The APA, which represents more than 37,000 psychiatric physicians and their patients, presents the Javits award annually to a public servant who has made a significant contribution on behalf of people with mental illness or suffering from substance use disorder.

“The APA would like to honor you for your tireless dedication to ensuring that patients, families, and communities have access to the best possible mental health care from well-trained, high-quality providers,” Saul M. Levin, CEO and medical director of the APA, wrote in a letter to Dhingra. “Your relentless advocacy has led to the passage of critical mental health policies that have benefited patients throughout the state of Washington.

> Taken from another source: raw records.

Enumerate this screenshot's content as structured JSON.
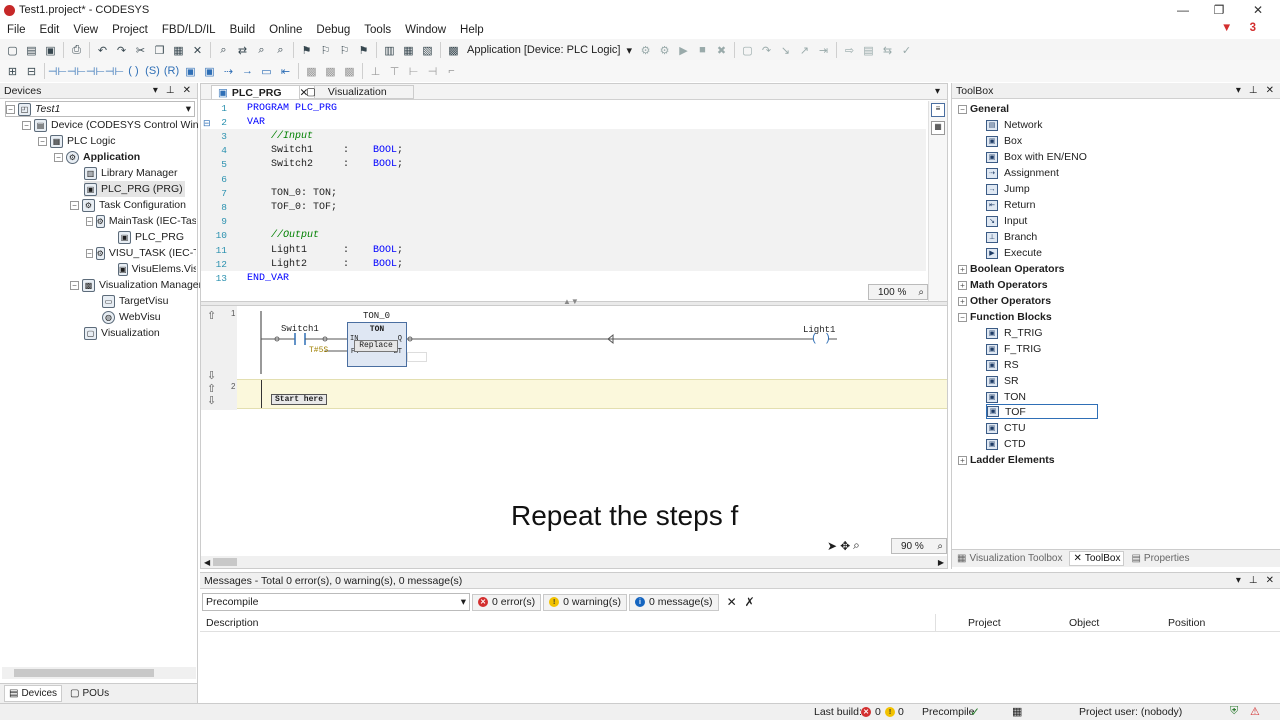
{
  "window": {
    "title": "Test1.project* - CODESYS",
    "minimize": "—",
    "restore": "❐",
    "close": "✕"
  },
  "menu": {
    "items": [
      "File",
      "Edit",
      "View",
      "Project",
      "FBD/LD/IL",
      "Build",
      "Online",
      "Debug",
      "Tools",
      "Window",
      "Help"
    ],
    "warning_count": "3"
  },
  "toolbar": {
    "active_application": "Application [Device: PLC Logic]"
  },
  "devices": {
    "title": "Devices",
    "tree": {
      "root": "Test1",
      "device": "Device (CODESYS Control Win V3)",
      "plc_logic": "PLC Logic",
      "application": "Application",
      "library_manager": "Library Manager",
      "plc_prg": "PLC_PRG (PRG)",
      "task_configuration": "Task Configuration",
      "main_task": "MainTask (IEC-Tasks)",
      "main_task_call": "PLC_PRG",
      "visu_task": "VISU_TASK (IEC-Tasks)",
      "visu_task_call": "VisuElems.Visu_",
      "visu_manager": "Visualization Manager",
      "target_visu": "TargetVisu",
      "web_visu": "WebVisu",
      "visualization": "Visualization"
    },
    "bottom_tabs": [
      "Devices",
      "POUs"
    ]
  },
  "editor": {
    "tabs": [
      "PLC_PRG",
      "Visualization"
    ],
    "declaration_lines": [
      {
        "n": "1",
        "t": "PROGRAM PLC_PRG"
      },
      {
        "n": "2",
        "t": "VAR"
      },
      {
        "n": "3",
        "t": "    //Input"
      },
      {
        "n": "4",
        "t": "    Switch1     :    BOOL;"
      },
      {
        "n": "5",
        "t": "    Switch2     :    BOOL;"
      },
      {
        "n": "6",
        "t": ""
      },
      {
        "n": "7",
        "t": "    TON_0: TON;"
      },
      {
        "n": "8",
        "t": "    TOF_0: TOF;"
      },
      {
        "n": "9",
        "t": ""
      },
      {
        "n": "10",
        "t": "    //Output"
      },
      {
        "n": "11",
        "t": "    Light1      :    BOOL;"
      },
      {
        "n": "12",
        "t": "    Light2      :    BOOL;"
      },
      {
        "n": "13",
        "t": "END_VAR"
      }
    ],
    "decl_zoom": "100 %",
    "ladder": {
      "network1_number": "1",
      "network2_number": "2",
      "contact_label": "Switch1",
      "fb_instance": "TON_0",
      "fb_type": "TON",
      "fb_pt_value": "T#5S",
      "fb_in_pin": "IN",
      "fb_q_pin": "Q",
      "fb_pt_pin": "PT",
      "fb_et_pin": "ET",
      "replace_tooltip": "Replace",
      "coil_label": "Light1",
      "start_here": "Start here",
      "zoom": "90 %"
    },
    "subtitle": "Repeat the steps f"
  },
  "toolbox": {
    "title": "ToolBox",
    "general": "General",
    "general_items": [
      "Network",
      "Box",
      "Box with EN/ENO",
      "Assignment",
      "Jump",
      "Return",
      "Input",
      "Branch",
      "Execute"
    ],
    "categories": [
      "Boolean Operators",
      "Math Operators",
      "Other Operators"
    ],
    "function_blocks": "Function Blocks",
    "fb_items": [
      "R_TRIG",
      "F_TRIG",
      "RS",
      "SR",
      "TON",
      "TOF",
      "CTU",
      "CTD"
    ],
    "selected_item": "TOF",
    "ladder": "Ladder Elements",
    "bottom_tabs": [
      "Visualization Toolbox",
      "ToolBox",
      "Properties"
    ]
  },
  "messages": {
    "title": "Messages - Total 0 error(s), 0 warning(s), 0 message(s)",
    "filter": "Precompile",
    "errors": "0 error(s)",
    "warnings": "0 warning(s)",
    "infos": "0 message(s)",
    "columns": [
      "Description",
      "Project",
      "Object",
      "Position"
    ]
  },
  "status": {
    "last_build": "Last build:",
    "errors": "0",
    "warnings": "0",
    "precompile": "Precompile",
    "user": "Project user: (nobody)"
  },
  "colors": {
    "accent": "#2f6fb6",
    "highlight": "#fbf8dc",
    "error": "#d32f2f"
  }
}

“Your leadership has been pivotal in creating a framework for 988 and the crisis response system in our state, updating and improving mental health advance directives, bolstering community transitions and improving integration within the Involuntary Treatment Act, and establishing the statewide Office for Behavioral Health Ombuds.”

The APA established the award in 1986 to honor the legacy of Jacob K. Javits, who represented New York state in the U.S. Senate from 1957 to 1981, championing the cause of care for people with mental illness and substance abuse.

Past recipients of the Jacob K. Javits Public Service Award include U.S. Sen. Sheldon Whitehouse (D-RI), U.S. Rep. Bonnie Watson Coleman (D-NJ), Assistant U. S. Secretary for Health Rachel Levine, U.S. Rep. Doris Matsui (D-CA), U.S. Rep. Lloyd Doggett (D-TX), and U.S. Sen. Olympia Snow (R-ME).